Food and giggles bring marriage
I sometimes hear women talking about why they love their men. Or sometimes they haven’t landed one yet. Sometimes they are talking about what kind of man they would like to capture with the help of friends, relatives and professional dating services.
When asked what they would like in a mate, more often than not their answer surprises me. You would think a person would mention the substantial attractions of romance like good looks, wisdom, gentleness or somebody rich who can afford mansions, unlimited face lifts and huge, pricey tattoos – major needs like that.
I hear these single women in television interviews and dating service commercials hoping for a guy with “a good sense of humor.” Period. No wealth or extravagant hopes for a tall, dark dude – just a sense of humor.
You would think they would consider humor a small side issue in a civilized pairing of partners. There are several explanations. In the first place, routine daily humor is something that tends to provide proof the guy isn’t one of those sour oddballs who blow their tops and watch endless basketball games.
True, a persistent display of humor – by women as well as men – is part of the way you can be counted on to help each other exist in a happy home. However, some aspects of a marriage are more hugely serious than constant jokes. You need to find a partner who pitches in on bringing home the bacon – and then helps you cook it.
There is a simple reason for lonely women or men to seek a dream partner with a sense of humor: It’s virtually mandatory. Mother Nature has built us – all of us – to joke and laugh our lungs out.
It’s not true that there are some people without a sense of humor. We don’t always have our jolly side turned on, but it’s there waiting for everybody to enjoy the need for the humor within us.
We are constructed to laugh as surely we are constructed to procreate – or to do both at the same time. We have been programmed – for our own good – to do as Ma Nature bids us to do, for our own welfare.
Our urges are numerous. One of the largest is food. There is more to our built-in appetites than the hunger that drives our ravenous daily cravings. It’s a trick by Mother Earth. The entire human population wouldn’t have lasted long enough to reproduce itself without a built-in appetite for food.
Eating is part of an instant beginning at birth that immediately energizes our breathing, guzzling water, keeping warm and (some would say) eventually hugging your honey as soon as you’re old enough.
But our hunger for food is not the only urge. I speak of all our intertwined desires. We answer almost all of those cravings, and not just for food. Similarly, a man and woman today may meet and both will feel the pull of the largest appetite of all – each other.

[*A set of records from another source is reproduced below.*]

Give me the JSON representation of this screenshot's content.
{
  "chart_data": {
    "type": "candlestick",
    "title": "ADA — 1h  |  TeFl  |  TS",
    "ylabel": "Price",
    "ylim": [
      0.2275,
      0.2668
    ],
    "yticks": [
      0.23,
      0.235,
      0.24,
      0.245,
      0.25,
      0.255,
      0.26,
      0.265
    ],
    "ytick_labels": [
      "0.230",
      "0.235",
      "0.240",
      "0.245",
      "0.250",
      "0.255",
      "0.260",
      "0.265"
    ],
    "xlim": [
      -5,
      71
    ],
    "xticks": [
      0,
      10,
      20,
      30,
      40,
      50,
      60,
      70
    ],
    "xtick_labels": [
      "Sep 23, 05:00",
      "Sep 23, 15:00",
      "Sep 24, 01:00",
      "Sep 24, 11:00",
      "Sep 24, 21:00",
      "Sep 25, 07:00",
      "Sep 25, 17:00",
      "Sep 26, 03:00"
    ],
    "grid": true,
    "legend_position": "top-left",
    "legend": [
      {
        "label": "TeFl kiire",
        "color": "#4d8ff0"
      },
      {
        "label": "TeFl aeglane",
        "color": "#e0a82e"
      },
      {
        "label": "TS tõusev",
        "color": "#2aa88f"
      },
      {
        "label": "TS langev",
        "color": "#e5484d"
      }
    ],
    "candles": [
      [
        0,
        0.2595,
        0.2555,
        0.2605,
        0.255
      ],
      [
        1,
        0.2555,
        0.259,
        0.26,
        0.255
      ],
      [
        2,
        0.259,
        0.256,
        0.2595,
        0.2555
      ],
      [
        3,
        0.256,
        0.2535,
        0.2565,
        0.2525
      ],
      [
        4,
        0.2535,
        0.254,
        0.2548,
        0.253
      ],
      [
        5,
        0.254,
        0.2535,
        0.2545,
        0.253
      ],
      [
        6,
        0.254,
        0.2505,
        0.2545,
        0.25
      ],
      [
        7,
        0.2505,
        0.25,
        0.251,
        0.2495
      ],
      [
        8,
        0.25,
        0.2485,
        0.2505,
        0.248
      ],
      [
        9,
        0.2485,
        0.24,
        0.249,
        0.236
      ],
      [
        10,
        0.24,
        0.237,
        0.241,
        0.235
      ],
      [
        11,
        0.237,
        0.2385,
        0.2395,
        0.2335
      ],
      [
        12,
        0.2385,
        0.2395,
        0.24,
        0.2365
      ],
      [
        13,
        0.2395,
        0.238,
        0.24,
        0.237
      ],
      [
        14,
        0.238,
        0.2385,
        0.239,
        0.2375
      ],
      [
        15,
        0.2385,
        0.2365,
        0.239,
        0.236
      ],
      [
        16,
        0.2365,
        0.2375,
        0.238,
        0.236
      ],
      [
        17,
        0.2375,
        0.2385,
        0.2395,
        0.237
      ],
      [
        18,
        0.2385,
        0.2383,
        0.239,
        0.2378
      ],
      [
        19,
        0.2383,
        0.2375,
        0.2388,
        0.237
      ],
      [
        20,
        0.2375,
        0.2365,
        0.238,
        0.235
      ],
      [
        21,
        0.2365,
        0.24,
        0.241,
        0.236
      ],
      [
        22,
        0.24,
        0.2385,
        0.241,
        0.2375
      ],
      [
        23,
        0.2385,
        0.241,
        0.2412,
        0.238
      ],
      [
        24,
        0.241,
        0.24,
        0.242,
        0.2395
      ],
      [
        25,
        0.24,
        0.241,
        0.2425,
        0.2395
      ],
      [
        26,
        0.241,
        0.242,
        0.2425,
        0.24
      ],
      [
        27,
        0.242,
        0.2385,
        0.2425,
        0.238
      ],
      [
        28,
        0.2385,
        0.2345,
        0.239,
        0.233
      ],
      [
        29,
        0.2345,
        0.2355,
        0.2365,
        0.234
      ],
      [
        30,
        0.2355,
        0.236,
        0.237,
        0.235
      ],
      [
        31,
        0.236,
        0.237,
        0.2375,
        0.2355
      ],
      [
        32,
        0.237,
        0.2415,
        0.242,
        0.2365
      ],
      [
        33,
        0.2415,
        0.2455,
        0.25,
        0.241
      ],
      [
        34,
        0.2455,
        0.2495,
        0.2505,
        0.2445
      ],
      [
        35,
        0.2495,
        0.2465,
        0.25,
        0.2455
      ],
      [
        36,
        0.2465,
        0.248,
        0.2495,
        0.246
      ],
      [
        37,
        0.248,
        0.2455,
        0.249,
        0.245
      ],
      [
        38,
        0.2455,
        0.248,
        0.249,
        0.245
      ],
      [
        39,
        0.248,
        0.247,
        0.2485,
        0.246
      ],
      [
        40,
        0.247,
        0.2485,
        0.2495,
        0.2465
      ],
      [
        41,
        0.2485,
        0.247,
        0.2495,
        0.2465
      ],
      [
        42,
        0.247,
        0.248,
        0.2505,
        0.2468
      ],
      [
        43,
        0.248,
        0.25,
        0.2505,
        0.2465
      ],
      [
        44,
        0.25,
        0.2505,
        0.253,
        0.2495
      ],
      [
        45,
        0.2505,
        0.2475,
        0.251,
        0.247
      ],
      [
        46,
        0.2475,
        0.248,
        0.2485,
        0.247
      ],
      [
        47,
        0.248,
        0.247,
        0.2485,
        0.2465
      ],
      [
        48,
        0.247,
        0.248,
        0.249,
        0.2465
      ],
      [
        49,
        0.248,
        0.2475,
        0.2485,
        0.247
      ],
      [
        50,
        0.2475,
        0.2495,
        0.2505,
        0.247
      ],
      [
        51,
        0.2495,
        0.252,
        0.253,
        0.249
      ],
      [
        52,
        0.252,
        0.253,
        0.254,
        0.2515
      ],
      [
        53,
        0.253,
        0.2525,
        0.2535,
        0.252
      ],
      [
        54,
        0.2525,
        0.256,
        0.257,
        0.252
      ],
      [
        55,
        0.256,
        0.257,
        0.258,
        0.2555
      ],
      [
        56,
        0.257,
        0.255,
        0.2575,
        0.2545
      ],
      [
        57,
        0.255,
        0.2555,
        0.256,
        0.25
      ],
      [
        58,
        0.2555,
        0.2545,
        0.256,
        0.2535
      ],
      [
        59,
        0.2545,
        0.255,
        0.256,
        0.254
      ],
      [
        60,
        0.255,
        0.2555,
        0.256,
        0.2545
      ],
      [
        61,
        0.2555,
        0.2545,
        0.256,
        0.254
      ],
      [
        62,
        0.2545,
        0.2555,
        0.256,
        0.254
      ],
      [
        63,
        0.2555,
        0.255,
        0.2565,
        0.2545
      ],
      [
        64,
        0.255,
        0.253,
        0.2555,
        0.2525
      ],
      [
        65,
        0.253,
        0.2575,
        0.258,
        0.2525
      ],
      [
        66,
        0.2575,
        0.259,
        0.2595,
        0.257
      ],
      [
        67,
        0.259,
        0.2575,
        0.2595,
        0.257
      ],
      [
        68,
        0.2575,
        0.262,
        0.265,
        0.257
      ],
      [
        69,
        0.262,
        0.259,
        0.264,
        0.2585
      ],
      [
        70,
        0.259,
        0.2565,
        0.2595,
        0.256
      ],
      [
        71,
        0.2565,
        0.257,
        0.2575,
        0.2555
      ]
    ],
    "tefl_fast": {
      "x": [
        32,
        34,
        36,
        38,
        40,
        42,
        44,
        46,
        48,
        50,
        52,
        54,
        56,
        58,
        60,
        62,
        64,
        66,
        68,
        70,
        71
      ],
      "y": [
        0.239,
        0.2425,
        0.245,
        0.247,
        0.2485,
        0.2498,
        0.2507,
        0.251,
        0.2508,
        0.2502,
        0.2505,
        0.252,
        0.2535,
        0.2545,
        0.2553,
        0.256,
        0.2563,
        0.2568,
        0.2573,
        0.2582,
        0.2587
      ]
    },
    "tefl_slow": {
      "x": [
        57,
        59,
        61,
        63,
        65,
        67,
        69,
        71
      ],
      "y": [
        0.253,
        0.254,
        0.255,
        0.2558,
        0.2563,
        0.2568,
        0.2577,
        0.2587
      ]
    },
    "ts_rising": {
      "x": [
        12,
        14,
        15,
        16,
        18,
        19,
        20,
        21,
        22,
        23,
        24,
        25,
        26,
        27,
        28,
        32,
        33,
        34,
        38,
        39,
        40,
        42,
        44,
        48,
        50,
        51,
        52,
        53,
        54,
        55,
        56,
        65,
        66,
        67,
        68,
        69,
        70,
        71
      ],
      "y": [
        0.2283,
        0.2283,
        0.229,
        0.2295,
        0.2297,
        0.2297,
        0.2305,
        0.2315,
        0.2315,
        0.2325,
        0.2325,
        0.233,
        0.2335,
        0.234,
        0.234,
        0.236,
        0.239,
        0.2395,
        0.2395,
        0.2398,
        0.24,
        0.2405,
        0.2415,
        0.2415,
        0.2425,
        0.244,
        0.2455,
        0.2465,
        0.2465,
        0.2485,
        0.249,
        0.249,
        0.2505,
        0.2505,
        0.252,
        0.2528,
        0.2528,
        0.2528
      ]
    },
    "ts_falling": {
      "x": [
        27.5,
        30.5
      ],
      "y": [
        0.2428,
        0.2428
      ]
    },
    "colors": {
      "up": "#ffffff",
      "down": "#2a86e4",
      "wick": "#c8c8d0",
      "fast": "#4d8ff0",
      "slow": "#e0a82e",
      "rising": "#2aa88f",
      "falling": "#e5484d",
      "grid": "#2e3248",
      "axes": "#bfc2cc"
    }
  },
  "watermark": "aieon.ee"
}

Mother Nature has given us the tranquilizer of humor and laughter, the salve that has kept most of us almost sane while hunting bear, gathering nuts and berries, almost freezing to death, fighting each other, finding enough to eat and, worst of all, dying young. Our inner tranquilizers have saved our bacon, chemically calmed us and armed us with soothing laughter.
Mother Nature has taught us that, with all earth’s suffering, you can only laugh or cry – and that laughter is the kinder course. Then one day some sweet woman or some gentle man will want to marry you, all draped in flowers and a sense of humor.